Histoires Des Invitées
La Carotte Nantaise 32
Claude D'Eon
CHIENNE DE LIT
Notre maîtresse s’accroupit pour nous flatter la tête :
—
« Voilà, vous allez vous entendre, à présent. Mais soyez sages mes
petits chéris, dormez un peu, je reviendrai avec votre pâtée. »
Après m’avoir détachée, elle sortit en nous adressant un dernier regard
ému, et la porte se referma sur sa croupe étroite tendue de cuir noir.
Je repensais aux infâmes croquettes de Ouissecasse, et à ma Maîtresse.
J’espérais ne pas y avoir droit cette fois !
De nouveau seuls, nous nous regardions en chien de faïence. Je n’arrivais
pas à cerner les sentiments de Didier à mon égard : je finis par me
demander s’il n’était pas tout simplement hostile à ma présence... Il
aurait peut-être apprécié la compagnie d’Alicia, mais celle de Luc semblait
l’indisposer. Me considérait-il comme un rival ?
Sultan s’était recouché sur sa couverture, mais moi, je n’en avais pas. Le
contact du béton froid sur mon corps nu me donnait des frissons. Et envie
de faire pipi, aussi…
Je me remémorai les paroles de Dame Claudine, ma Maîtresse, qui attendait
de moi que je me comporte comme un vrai chien. J’avisai une bouteille de
gaz contre le mur et me mis en devoir de l’arroser en levant la jambe.
Didier se mit à crier :
—
« Hé, mais t’es dégueu ! Arrête ça tout de suite ! Ho ! Tu m’entends ?
»
Nullement perturbé par ses vocalises, je finissais juste de me vider la
vessie en quelques spasmes que la porte s’ouvrit avec fracas. Dame Claudine
fonça droit sur moi, brandissant une trique pour l’abattre sur mon dos et
mes fesses en une volée cinglante :
—
« Sale bête ! Tu ne pouvais pas demander à sortir ? Je vais te faire
nettoyer ça ! »
Elle m’arracha ma muselière et m’écrasa le visage dans ma flaque d’urine.
— « Lèche moi ça ! Tout de suite ! »
Je m’exécutai aussitôt, sans l’ombre d’un état d’âme. Le sol, bien que
relativement propre, n’était que le sol bétonné et peint d’un garage…
Dame Claudine se retourna et cracha d’une voix sourde, animée d’une rage
froide :
—
« à nous deux, mon trésor… Tu connais le prix d’une telle faute ? »
Il ne répondit rien mais acquiesça lentement en baissant la tête.
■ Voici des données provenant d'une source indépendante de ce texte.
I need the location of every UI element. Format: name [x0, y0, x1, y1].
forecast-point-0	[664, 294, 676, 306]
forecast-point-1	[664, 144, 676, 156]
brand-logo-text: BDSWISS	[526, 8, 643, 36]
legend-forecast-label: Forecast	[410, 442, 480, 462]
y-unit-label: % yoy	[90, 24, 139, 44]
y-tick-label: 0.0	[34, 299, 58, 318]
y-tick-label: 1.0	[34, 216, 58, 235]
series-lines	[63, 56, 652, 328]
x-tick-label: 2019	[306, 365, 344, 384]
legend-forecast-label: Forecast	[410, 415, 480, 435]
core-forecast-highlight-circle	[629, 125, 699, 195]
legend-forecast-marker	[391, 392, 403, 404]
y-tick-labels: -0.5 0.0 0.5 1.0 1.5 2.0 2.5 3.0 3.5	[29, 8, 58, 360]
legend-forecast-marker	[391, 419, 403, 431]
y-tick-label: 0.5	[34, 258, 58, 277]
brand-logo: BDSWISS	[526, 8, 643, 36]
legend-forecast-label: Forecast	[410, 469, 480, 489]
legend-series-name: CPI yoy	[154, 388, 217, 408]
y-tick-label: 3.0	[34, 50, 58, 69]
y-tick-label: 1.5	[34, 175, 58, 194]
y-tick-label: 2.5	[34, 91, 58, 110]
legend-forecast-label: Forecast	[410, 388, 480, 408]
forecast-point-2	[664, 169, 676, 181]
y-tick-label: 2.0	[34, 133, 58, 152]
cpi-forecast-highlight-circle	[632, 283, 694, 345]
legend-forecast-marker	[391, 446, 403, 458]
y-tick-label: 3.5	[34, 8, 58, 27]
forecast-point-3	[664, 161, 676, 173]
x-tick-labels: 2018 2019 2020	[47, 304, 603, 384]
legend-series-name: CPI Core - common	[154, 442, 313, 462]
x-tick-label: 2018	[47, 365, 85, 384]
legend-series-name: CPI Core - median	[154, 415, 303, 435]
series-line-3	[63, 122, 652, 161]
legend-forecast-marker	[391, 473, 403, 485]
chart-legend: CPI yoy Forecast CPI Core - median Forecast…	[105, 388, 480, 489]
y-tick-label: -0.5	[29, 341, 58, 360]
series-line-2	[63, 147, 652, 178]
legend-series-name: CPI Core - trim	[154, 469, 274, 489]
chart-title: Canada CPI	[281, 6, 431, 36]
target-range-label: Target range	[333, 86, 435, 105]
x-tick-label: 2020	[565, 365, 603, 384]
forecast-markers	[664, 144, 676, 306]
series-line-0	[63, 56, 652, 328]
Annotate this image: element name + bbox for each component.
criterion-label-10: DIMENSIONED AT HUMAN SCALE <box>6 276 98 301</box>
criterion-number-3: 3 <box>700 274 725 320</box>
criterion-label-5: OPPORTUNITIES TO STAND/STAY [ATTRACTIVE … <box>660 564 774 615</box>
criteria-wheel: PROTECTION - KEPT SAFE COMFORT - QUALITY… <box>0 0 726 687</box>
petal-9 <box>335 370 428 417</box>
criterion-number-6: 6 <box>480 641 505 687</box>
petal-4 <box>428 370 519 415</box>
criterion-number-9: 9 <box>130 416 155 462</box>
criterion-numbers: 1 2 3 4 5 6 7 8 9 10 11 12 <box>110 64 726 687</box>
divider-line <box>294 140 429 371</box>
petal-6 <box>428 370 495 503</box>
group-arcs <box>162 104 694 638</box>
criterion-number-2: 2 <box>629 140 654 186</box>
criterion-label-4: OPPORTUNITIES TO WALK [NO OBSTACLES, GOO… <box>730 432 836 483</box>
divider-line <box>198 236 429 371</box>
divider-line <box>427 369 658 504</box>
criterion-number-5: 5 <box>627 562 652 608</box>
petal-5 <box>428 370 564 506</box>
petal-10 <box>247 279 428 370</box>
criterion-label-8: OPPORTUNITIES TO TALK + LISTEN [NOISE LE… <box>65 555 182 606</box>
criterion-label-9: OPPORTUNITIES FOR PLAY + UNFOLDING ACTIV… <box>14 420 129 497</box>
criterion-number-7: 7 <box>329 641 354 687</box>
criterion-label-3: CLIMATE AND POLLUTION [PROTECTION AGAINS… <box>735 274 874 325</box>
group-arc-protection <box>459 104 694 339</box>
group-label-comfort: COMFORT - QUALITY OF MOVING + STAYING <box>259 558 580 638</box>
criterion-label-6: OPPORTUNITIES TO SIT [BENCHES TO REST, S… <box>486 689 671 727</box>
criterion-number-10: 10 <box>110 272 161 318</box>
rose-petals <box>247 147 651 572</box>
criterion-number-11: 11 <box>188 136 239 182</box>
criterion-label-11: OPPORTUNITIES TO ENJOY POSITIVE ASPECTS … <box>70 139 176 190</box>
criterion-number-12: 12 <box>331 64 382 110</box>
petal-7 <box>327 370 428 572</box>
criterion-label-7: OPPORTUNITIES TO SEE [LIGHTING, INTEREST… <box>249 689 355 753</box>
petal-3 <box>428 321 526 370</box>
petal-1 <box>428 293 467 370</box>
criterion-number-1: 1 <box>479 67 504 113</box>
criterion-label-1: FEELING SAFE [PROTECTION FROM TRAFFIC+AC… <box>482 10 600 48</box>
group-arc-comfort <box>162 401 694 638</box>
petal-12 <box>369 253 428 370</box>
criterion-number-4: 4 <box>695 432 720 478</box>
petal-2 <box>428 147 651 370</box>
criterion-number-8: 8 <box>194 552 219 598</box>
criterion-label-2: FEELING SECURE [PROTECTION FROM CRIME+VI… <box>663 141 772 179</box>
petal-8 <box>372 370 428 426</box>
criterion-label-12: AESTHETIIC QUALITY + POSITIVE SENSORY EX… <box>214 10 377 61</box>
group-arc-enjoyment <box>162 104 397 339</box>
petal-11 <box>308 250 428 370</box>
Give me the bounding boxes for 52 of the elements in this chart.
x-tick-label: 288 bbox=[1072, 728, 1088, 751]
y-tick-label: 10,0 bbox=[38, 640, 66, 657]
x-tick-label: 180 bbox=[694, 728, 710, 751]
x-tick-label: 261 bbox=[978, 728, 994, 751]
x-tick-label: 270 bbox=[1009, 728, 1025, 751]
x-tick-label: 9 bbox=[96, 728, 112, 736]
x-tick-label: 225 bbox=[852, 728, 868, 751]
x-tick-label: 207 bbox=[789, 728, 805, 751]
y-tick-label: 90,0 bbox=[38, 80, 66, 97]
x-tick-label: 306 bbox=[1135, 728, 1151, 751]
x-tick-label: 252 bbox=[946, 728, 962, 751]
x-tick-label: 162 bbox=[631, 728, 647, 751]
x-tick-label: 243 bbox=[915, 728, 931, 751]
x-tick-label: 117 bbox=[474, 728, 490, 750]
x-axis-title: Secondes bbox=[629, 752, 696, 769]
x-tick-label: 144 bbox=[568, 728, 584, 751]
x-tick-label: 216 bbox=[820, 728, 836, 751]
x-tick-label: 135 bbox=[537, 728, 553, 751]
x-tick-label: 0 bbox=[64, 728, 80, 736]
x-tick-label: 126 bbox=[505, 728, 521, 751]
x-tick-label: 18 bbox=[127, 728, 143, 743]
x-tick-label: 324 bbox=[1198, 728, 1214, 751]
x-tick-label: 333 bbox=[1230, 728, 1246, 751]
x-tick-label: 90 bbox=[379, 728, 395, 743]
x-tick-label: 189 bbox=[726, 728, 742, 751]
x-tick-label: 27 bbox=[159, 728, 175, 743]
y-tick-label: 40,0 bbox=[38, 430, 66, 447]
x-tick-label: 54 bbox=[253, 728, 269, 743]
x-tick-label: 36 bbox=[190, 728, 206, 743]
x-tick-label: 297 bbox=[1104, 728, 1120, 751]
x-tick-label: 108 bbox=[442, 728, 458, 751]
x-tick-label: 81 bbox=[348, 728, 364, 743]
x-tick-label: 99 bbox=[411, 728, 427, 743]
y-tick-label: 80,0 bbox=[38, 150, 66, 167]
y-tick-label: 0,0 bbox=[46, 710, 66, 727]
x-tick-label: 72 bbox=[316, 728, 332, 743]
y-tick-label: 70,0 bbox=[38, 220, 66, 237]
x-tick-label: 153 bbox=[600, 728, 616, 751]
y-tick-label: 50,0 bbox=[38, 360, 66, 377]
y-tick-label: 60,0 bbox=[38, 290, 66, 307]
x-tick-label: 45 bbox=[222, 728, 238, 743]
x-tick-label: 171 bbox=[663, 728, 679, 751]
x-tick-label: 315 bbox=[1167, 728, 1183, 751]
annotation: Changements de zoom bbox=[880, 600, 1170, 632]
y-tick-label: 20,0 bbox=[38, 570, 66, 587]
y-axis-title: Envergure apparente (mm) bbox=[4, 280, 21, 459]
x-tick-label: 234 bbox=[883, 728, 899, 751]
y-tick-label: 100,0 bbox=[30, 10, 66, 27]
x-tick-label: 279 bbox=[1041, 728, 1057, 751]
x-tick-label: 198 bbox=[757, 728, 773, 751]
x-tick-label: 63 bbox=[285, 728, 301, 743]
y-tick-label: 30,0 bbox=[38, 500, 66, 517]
Il ferma
les yeux quand la trique s’abattit à de nombreuses reprises sur son dos, et
il hurla quand sa Maîtresse termina sa correction en frappant son sexe et
ses testicules saillants. Elle conclut sa peine par quelques coups de
talons aiguilles dans ses bourses et finit même par tenter de l’en pénétrer
maladroitement.
Dame Claudine revint vers moi et tira doucement sur ma chaîne pour me
relever la tête :
—
« C’est bon, Rex. Ce n’est pas ta faute, après tout, tu n’es qu’un
chien… Sultan va te remplacer, il l’a bien mérité. »
Didier faisait « non » de la tête. Il ne semblait pas goûter du
tout le jeu de sa Maîtresse, ce qui semblait, elle, l’amuser de plus en
plus.
Elle prit une voix doucereuse pour lui dire :
—
« Si tu n’es pas plus obéissant, je vais devoir de ramener en dressage
chez Dame Aurore. Mais comme la première fois ne semble pas avoir été
assez efficace, je t’y laisserai jusqu’à ce que tu sois totalement
soumis. »
Elle le motiva en le poussant d’un talon vicieux entre les fesses, ce qui
lui arracha un cri. Parvenu en face de moi, elle ôta sa muselière et nous
souffla d’une voix langoureuse :
— « Embrassez-vous… »
Didier ne put réprimer une grimace en voyant mon menton mouillé de mon
urine. Il finit quand même par s’exécuter, caressé par sa Maîtresse qui
prenait beaucoup de plaisir à voir son époux embrasser un autre homme. Elle
mit fin à nos effusions –Didier embrassait bien et semblait commencer à
apprécier modérément- par un déchaînement de coups de trique sur nos dos :
—
« Sales bêtes ! Vous ne pensez vraiment qu’à ça ! Allez, Sultan, lèche
! »
Cette fois, Sultan obéit sans broncher et commença à laper docilement le
sol. Après quelques coups de langue, Dame Claudine l’arrêta en tirant son
collier avec douceur :
—
« ça ira, mon chéri. Tu m’as obéi, je ne t’en demande pas plus. Soyez
sages, mes trésors, maman va nettoyer vos bêtises pendant que vous
mangez. »
Pendant tout le temps de l’absence de Dame Claudine, nous sommes restés
face à face, immobile. Didier me souffla au visage :
—
« Merci pour ton petit cadeau ! Je n’étais pas très chaud de partager
ma maîtresse avec toi, et ce n’est pas ton numéro qui me fera changer
d’avis. Ne t’avise plus de la toucher, elle est à moi ! »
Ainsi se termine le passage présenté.